祈りのいらない世界で〜幼なじみの5人〜【実話】

「そうだ、大晦日から元旦にかけて今年もオールするでしょ?」

「ケン、俺ら一応受験生だぞ」

「だからこそ願掛けにお参り行かなきゃじゃん!」

「まぁ行くけどもな」




5人が初詣の約束をしているとイノリの母がやってきた。




「みんないらっしゃい。今年はうちだったのね。ん?…祈、何あのツリー!?季節感がめちゃくちゃよ?」

「俺に聞くな!!」




その夜、色々な飾りがぶら下がるツリーを囲んで5人は眠った。


もうサンタが来る事を心待ちにする歳ではないが、5人はどこか楽しそうな顔をしていた。




「…いて!何だよ…」



翌朝、ケンに蹴られて目を覚ましたイノリ。


まだ開ききらない目で周りを見渡すと、いびきを掻きながらお腹を出して眠るケン、寝た時の体勢と同じ体勢で眠るカンナが見えた。

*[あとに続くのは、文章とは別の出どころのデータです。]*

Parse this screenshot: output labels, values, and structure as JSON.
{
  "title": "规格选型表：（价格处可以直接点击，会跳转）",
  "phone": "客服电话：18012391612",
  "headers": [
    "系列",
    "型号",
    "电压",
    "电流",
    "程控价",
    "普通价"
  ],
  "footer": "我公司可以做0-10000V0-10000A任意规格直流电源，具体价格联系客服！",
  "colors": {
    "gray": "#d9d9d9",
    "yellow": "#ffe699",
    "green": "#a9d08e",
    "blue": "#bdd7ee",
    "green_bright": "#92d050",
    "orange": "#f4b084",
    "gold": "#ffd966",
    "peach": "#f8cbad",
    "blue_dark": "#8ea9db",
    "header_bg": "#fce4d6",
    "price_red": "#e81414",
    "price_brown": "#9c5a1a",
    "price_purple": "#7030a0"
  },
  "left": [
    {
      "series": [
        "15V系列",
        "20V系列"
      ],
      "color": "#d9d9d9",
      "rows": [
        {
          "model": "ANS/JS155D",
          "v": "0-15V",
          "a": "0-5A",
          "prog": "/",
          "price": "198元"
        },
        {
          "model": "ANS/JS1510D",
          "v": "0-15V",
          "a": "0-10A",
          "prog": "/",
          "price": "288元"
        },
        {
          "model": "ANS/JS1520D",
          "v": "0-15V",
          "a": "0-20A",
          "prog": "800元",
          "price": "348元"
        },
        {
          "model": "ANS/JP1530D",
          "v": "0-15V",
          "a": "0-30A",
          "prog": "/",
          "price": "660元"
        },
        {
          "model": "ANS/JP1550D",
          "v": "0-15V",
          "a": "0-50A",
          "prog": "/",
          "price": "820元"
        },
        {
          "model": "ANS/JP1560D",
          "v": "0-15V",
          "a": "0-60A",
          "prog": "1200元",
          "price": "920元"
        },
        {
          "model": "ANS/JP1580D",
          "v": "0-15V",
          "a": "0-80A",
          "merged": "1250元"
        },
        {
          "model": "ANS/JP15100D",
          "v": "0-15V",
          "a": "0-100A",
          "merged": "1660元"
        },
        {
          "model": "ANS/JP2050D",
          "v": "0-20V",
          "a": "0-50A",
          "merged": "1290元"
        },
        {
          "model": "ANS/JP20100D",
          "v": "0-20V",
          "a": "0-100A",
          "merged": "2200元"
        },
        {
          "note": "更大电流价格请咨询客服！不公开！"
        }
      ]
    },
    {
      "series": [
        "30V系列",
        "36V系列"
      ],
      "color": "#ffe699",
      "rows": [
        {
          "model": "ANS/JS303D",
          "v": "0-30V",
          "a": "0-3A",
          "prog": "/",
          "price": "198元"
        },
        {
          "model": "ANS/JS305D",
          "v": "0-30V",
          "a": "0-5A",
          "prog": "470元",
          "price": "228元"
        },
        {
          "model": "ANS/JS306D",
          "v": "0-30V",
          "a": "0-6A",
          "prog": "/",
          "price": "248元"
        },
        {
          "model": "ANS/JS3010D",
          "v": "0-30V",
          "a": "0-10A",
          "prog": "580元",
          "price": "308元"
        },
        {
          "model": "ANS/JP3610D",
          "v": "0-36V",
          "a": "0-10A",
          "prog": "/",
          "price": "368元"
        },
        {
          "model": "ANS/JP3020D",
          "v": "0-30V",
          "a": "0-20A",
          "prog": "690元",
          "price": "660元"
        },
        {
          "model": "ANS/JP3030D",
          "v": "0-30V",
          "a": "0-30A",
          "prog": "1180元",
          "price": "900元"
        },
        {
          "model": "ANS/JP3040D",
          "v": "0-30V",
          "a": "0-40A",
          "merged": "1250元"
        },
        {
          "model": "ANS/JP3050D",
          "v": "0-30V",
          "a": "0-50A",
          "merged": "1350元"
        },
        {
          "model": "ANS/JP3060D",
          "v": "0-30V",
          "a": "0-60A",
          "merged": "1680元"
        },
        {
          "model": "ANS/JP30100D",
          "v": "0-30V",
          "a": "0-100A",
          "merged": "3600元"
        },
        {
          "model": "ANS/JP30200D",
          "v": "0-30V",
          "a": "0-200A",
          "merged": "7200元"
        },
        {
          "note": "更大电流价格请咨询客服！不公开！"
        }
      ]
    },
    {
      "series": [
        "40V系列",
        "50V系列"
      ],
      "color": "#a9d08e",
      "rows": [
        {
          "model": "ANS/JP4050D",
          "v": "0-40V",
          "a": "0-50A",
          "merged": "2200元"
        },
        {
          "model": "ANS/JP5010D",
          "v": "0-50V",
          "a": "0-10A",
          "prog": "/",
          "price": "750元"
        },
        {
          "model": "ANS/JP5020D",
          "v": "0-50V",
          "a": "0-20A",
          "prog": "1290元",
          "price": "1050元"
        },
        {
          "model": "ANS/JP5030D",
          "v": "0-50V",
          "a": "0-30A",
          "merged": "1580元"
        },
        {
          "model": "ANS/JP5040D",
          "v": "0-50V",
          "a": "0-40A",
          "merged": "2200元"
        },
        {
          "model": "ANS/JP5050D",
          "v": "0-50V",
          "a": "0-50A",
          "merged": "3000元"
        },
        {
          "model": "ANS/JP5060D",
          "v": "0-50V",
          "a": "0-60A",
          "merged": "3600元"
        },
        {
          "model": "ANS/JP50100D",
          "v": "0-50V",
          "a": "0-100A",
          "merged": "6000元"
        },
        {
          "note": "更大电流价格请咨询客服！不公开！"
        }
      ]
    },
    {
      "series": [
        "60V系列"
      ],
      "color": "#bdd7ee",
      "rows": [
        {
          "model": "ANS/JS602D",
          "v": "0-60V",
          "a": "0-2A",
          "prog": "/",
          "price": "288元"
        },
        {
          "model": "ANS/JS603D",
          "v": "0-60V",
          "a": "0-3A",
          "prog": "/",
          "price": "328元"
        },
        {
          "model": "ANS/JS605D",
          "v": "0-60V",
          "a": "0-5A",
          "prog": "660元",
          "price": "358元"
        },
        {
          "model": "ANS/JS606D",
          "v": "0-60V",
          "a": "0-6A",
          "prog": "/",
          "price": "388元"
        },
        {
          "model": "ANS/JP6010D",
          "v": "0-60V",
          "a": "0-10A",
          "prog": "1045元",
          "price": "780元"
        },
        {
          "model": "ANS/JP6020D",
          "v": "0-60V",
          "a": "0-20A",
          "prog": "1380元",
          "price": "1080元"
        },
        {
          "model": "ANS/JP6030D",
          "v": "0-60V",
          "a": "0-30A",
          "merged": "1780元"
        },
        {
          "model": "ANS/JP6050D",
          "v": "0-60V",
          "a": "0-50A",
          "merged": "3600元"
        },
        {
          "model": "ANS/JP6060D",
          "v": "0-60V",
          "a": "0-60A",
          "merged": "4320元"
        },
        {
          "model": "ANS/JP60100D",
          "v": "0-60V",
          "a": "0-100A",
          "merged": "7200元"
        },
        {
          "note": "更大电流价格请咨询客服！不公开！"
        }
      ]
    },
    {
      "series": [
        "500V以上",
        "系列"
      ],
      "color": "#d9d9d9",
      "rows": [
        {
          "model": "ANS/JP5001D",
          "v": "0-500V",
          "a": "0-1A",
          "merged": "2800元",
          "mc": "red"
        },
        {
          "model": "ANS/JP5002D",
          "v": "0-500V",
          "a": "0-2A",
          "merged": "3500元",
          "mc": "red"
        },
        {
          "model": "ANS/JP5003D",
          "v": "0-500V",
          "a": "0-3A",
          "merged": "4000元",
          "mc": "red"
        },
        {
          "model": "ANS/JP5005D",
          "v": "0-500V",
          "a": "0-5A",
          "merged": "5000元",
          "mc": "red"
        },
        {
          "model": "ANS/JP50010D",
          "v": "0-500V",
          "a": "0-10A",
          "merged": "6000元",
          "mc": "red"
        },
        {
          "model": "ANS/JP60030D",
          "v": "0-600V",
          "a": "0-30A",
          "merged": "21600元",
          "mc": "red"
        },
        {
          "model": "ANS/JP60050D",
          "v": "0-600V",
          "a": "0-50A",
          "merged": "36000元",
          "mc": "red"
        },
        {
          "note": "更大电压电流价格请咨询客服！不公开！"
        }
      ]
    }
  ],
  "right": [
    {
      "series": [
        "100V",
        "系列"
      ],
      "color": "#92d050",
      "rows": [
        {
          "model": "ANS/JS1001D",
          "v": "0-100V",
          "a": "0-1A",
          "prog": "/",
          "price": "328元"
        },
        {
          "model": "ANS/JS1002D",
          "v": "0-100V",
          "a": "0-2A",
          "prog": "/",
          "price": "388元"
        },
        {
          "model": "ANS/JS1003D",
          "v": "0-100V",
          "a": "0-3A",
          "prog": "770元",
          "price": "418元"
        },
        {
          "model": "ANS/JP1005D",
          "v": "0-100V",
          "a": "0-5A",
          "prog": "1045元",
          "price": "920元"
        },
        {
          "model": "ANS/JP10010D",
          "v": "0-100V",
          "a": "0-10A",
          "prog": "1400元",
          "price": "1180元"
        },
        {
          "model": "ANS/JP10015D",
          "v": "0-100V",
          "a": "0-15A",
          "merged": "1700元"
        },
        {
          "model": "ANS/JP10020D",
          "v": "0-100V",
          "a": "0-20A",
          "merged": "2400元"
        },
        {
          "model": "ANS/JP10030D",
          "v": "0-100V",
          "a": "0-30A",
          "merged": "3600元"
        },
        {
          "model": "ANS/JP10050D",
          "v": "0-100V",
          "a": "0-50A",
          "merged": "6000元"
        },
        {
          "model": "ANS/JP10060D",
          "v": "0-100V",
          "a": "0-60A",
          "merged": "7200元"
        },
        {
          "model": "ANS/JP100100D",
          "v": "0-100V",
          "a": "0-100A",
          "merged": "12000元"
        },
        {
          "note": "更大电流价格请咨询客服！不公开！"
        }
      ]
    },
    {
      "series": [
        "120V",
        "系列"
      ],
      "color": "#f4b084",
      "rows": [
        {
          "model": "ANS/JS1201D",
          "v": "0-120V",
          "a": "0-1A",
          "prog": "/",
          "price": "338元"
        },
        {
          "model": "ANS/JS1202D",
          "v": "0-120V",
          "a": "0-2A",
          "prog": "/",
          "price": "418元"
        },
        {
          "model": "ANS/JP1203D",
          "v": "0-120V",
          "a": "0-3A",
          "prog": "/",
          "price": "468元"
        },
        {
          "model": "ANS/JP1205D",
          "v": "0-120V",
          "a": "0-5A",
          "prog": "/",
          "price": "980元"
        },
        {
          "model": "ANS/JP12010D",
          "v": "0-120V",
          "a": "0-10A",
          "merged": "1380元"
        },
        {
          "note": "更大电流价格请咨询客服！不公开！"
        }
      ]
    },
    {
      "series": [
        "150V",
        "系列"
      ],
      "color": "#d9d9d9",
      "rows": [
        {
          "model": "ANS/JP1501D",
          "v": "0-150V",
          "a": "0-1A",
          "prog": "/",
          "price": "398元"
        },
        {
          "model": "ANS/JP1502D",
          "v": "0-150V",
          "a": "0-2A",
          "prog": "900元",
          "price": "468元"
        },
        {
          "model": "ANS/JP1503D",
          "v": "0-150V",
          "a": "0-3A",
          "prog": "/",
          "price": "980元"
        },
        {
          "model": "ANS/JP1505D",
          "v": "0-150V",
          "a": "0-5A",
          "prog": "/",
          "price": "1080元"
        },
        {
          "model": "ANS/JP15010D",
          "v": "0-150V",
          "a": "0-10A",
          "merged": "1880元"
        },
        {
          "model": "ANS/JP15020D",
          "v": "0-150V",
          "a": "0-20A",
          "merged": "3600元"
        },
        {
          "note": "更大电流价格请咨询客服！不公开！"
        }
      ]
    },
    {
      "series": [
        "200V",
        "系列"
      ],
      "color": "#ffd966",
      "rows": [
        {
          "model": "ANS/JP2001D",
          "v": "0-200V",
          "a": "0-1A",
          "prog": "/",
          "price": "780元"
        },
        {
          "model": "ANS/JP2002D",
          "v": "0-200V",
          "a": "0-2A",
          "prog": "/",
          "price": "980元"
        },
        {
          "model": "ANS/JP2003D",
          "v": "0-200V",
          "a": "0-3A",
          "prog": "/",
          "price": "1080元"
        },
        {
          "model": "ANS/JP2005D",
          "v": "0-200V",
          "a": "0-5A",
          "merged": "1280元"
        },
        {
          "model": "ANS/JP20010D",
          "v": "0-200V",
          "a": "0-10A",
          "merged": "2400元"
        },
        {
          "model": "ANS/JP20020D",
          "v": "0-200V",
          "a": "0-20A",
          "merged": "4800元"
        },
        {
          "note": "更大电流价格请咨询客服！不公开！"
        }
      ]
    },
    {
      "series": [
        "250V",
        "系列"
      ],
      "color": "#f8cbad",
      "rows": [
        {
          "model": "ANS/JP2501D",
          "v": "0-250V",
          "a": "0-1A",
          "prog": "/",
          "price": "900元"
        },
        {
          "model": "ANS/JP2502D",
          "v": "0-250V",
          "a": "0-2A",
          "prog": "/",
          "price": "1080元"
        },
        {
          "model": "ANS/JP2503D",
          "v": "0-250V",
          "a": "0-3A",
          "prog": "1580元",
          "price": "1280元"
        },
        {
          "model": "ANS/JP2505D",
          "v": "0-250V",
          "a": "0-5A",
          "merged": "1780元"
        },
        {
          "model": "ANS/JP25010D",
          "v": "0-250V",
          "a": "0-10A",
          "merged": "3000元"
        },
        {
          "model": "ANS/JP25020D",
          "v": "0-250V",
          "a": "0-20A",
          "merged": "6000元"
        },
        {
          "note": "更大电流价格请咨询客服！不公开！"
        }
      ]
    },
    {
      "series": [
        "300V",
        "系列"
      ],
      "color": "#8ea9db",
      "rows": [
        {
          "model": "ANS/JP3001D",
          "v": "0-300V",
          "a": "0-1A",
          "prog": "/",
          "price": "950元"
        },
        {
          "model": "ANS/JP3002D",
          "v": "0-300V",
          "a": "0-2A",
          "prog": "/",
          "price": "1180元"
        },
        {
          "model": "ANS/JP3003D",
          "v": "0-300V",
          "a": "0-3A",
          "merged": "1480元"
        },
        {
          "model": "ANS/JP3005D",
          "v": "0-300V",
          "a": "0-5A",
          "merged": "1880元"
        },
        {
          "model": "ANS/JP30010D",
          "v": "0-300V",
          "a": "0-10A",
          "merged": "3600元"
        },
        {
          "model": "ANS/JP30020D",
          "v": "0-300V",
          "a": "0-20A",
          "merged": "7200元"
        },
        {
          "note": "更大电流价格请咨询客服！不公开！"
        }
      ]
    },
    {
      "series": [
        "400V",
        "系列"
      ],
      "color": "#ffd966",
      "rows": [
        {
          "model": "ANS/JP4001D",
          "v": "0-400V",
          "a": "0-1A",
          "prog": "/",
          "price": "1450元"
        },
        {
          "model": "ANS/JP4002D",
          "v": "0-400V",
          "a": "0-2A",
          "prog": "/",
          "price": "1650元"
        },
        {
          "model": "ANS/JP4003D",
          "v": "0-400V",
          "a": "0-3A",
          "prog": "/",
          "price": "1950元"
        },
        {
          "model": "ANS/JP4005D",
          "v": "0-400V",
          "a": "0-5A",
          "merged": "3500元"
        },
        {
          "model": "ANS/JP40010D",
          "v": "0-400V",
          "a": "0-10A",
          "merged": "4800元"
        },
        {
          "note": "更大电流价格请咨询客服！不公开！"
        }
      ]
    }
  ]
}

その横では何故か抱き合って眠っているキヨとカゼがいた。




「…ん〜。イノリ…」

「………てるてる…」



お互いを何かと勘違いしている2人。


イノリはカゼを蹴飛ばすとキヨを持ち上げた。




「……………ん?うん…」



イノリに蹴飛ばされたカゼは一旦起きると何かに頷き、再び眠り始めた。